J.P. Syvertsen, L.S. Lee, and J.W Grosser
Diploid (2x) and autotetraploid (4x) Citrus L. rootstock cultivars were grown at elevated CO2 to obtain insights into limitations on growth and net gas exchange that have been associated with tetraploidy. Well-nourished 2x and 4x seedlings of `Volkamer' lemon (Volk, C. volkameriana Ten & Pasq.), `Troyer' citrange [Troy, C. sinensis (L.) Osbeck × Poncirus trifoliata (L.) Raf.] and `Cleopatra' mandarin (Cleo, C. reticulata Blanco.), were grown in greenhouses at either ambient or twice ambient CO2 for 4 months. Plant growth, water relations, mineral nutrition, and net gas exchange characteristics of leaves were measured. Most 4x plants were smaller and had lower rates of whole plant transpiration but shorter fibrous roots than 2x plants.

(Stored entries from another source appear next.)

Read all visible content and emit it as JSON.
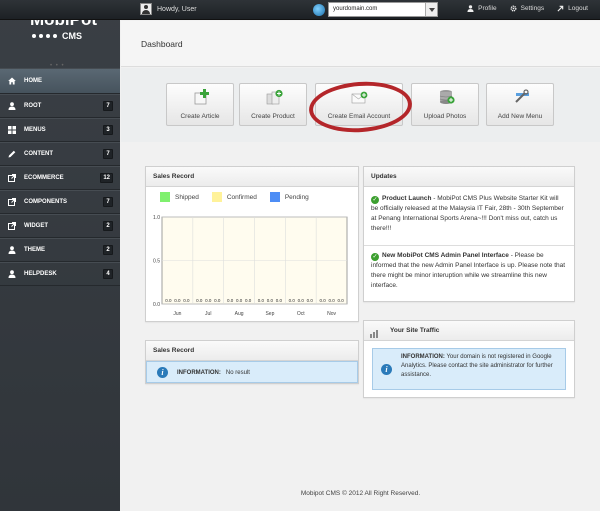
{
  "topbar": {
    "greeting": "Howdy, User",
    "domain_value": "yourdomain.com",
    "links": [
      {
        "label": "Profile",
        "icon": "user-icon"
      },
      {
        "label": "Settings",
        "icon": "gear-icon"
      },
      {
        "label": "Logout",
        "icon": "logout-arrow-icon"
      }
    ]
  },
  "logo": {
    "name": "MobiPot",
    "sub": "CMS"
  },
  "nav": [
    {
      "label": "HOME",
      "badge": "",
      "icon": "home-icon"
    },
    {
      "label": "ROOT",
      "badge": "7",
      "icon": "user-icon"
    },
    {
      "label": "MENUS",
      "badge": "3",
      "icon": "grid-icon"
    },
    {
      "label": "CONTENT",
      "badge": "7",
      "icon": "pencil-icon"
    },
    {
      "label": "ECOMMERCE",
      "badge": "12",
      "icon": "external-icon"
    },
    {
      "label": "COMPONENTS",
      "badge": "7",
      "icon": "external-icon"
    },
    {
      "label": "WIDGET",
      "badge": "2",
      "icon": "external-icon"
    },
    {
      "label": "THEME",
      "badge": "2",
      "icon": "user-icon"
    },
    {
      "label": "HELPDESK",
      "badge": "4",
      "icon": "user-icon"
    }
  ],
  "page_title": "Dashboard",
  "shortcuts": [
    {
      "label": "Create Article",
      "icon": "document-add-icon"
    },
    {
      "label": "Create Product",
      "icon": "product-add-icon"
    },
    {
      "label": "Create Email Account",
      "icon": "email-add-icon"
    },
    {
      "label": "Upload Photos",
      "icon": "database-upload-icon"
    },
    {
      "label": "Add New Menu",
      "icon": "wrench-icon"
    }
  ],
  "sales_widget": {
    "title": "Sales Record",
    "legend": [
      {
        "name": "Shipped",
        "color": "#7ff06e"
      },
      {
        "name": "Confirmed",
        "color": "#fff29a"
      },
      {
        "name": "Pending",
        "color": "#4d8df5"
      }
    ]
  },
  "chart_data": {
    "type": "bar",
    "categories": [
      "Jun",
      "Jul",
      "Aug",
      "Sep",
      "Oct",
      "Nov"
    ],
    "series": [
      {
        "name": "Shipped",
        "values": [
          0,
          0,
          0,
          0,
          0,
          0
        ]
      },
      {
        "name": "Confirmed",
        "values": [
          0,
          0,
          0,
          0,
          0,
          0
        ]
      },
      {
        "name": "Pending",
        "values": [
          0,
          0,
          0,
          0,
          0,
          0
        ]
      }
    ],
    "value_label": "0.0",
    "yticks": [
      "1.0",
      "0.5",
      "0.0"
    ],
    "ylim": [
      0,
      1
    ]
  },
  "sales_widget2": {
    "title": "Sales Record",
    "info_label": "INFORMATION:",
    "info_text": "No result"
  },
  "updates": {
    "title": "Updates",
    "items": [
      {
        "heading": "Product Launch",
        "text": " - MobiPot CMS Plus Website Starter Kit will be officially released at the Malaysia IT Fair, 28th - 30th September at Penang International Sports Arena~!!! Don't miss out, catch us there!!!"
      },
      {
        "heading": "New MobiPot CMS Admin Panel Interface",
        "text": " - Please be informed that the new Admin Panel Interface is up. Please note that there might be minor interuption while we streamline this new interface."
      }
    ]
  },
  "traffic": {
    "title": "Your Site Traffic",
    "info_label": "INFORMATION:",
    "info_text": " Your domain is not registered in Google Analytics. Please contact the site administrator for further assistance."
  },
  "footer": "Mobipot CMS © 2012 All Right Reserved."
}
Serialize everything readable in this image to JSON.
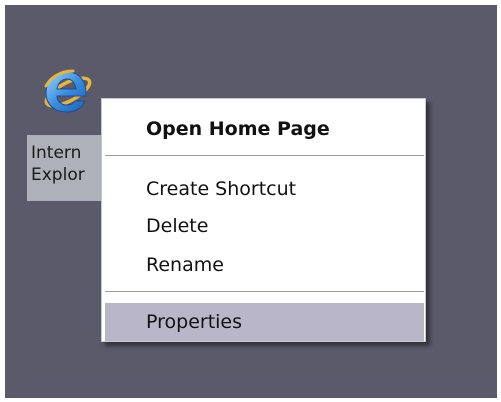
{
  "desktop": {
    "background_color": "#5b5a6b",
    "icons": [
      {
        "icon": "internet-explorer-icon",
        "label_line1": "Intern",
        "label_line2": "Explor"
      }
    ]
  },
  "context_menu": {
    "items": [
      {
        "label": "Open Home Page",
        "bold": true
      },
      {
        "label": "Create Shortcut"
      },
      {
        "label": "Delete"
      },
      {
        "label": "Rename"
      },
      {
        "label": "Properties",
        "highlighted": true
      }
    ],
    "highlight_color": "#b8b6c8"
  }
}
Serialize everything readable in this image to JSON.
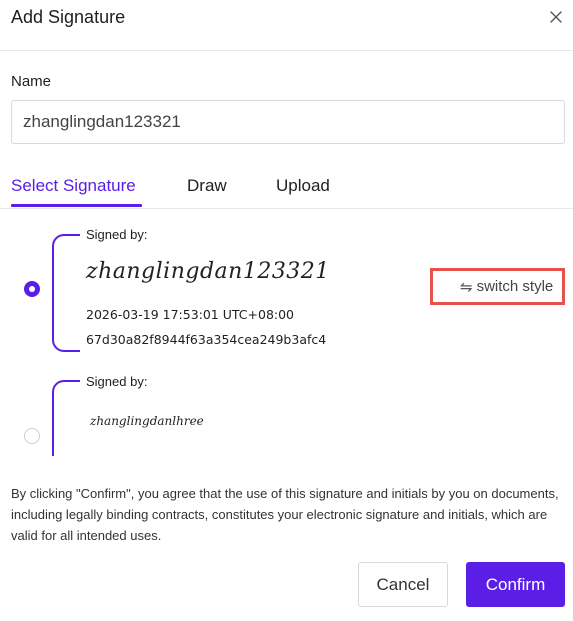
{
  "dialog": {
    "title": "Add Signature",
    "close_icon": "close-icon"
  },
  "name_field": {
    "label": "Name",
    "value": "zhanglingdan123321"
  },
  "tabs": [
    {
      "label": "Select Signature",
      "active": true
    },
    {
      "label": "Draw",
      "active": false
    },
    {
      "label": "Upload",
      "active": false
    }
  ],
  "signatures": [
    {
      "selected": true,
      "signed_by_label": "Signed by:",
      "signature_text": "zhanglingdan123321",
      "timestamp": "2026-03-19 17:53:01 UTC+08:00",
      "hash": "67d30a82f8944f63a354cea249b3afc4",
      "switch_style_label": "switch style",
      "switch_icon": "swap-arrows-icon"
    },
    {
      "selected": false,
      "signed_by_label": "Signed by:",
      "signature_text": "zhanglingdanlhree"
    }
  ],
  "disclaimer": "By clicking \"Confirm\", you agree that the use of this signature and initials by you on documents, including legally binding contracts, constitutes your electronic signature and initials, which are valid for all intended uses.",
  "buttons": {
    "cancel": "Cancel",
    "confirm": "Confirm"
  },
  "colors": {
    "accent": "#5b1ee6",
    "highlight_border": "#e5534b"
  }
}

Fibrous roots of 4x were thicker than 2x roots as indicated by a lower specific root length (SRL) in 4x than in 2x roots. Root hydraulic conductivity was correlated to total plant growth but there were no effects of CO2 or ploidy on root conductivity. Tetraploid leaves had lower N concentrations than 2x leaves when expressed on a dry weight basis but these differences disappeared when N concentration was expressed on an leaf area basis because 4x leaves had more leaf dry weight per area (LDW/a) than 2x leaves. Plant growth was greater and SRL was lower at elevated CO2 than at ambient CO2. LDW concentrations of N, P, and K were lower at elevated CO2 than at ambient apparently due to a growth dilution effect. LDW/a, net CO2 assimilation (ACO2), and leaf water use efficiency were greater at elevated CO2 than at ambient. Overall, there was no effect of ploidy on ACO2 but 4x Volk and Troy had lower rates of ACO2 than their 2x at elevated CO2. Net gas exchange of tetraploid leaves was less responsive to elevated CO2 than 2x leaves. The low SRL of tetraploids was correlated with low whole plant transpiration rates and low leaf area-based N concentrations, which may be operative in determining the growth characteristics associated with tetraploidy.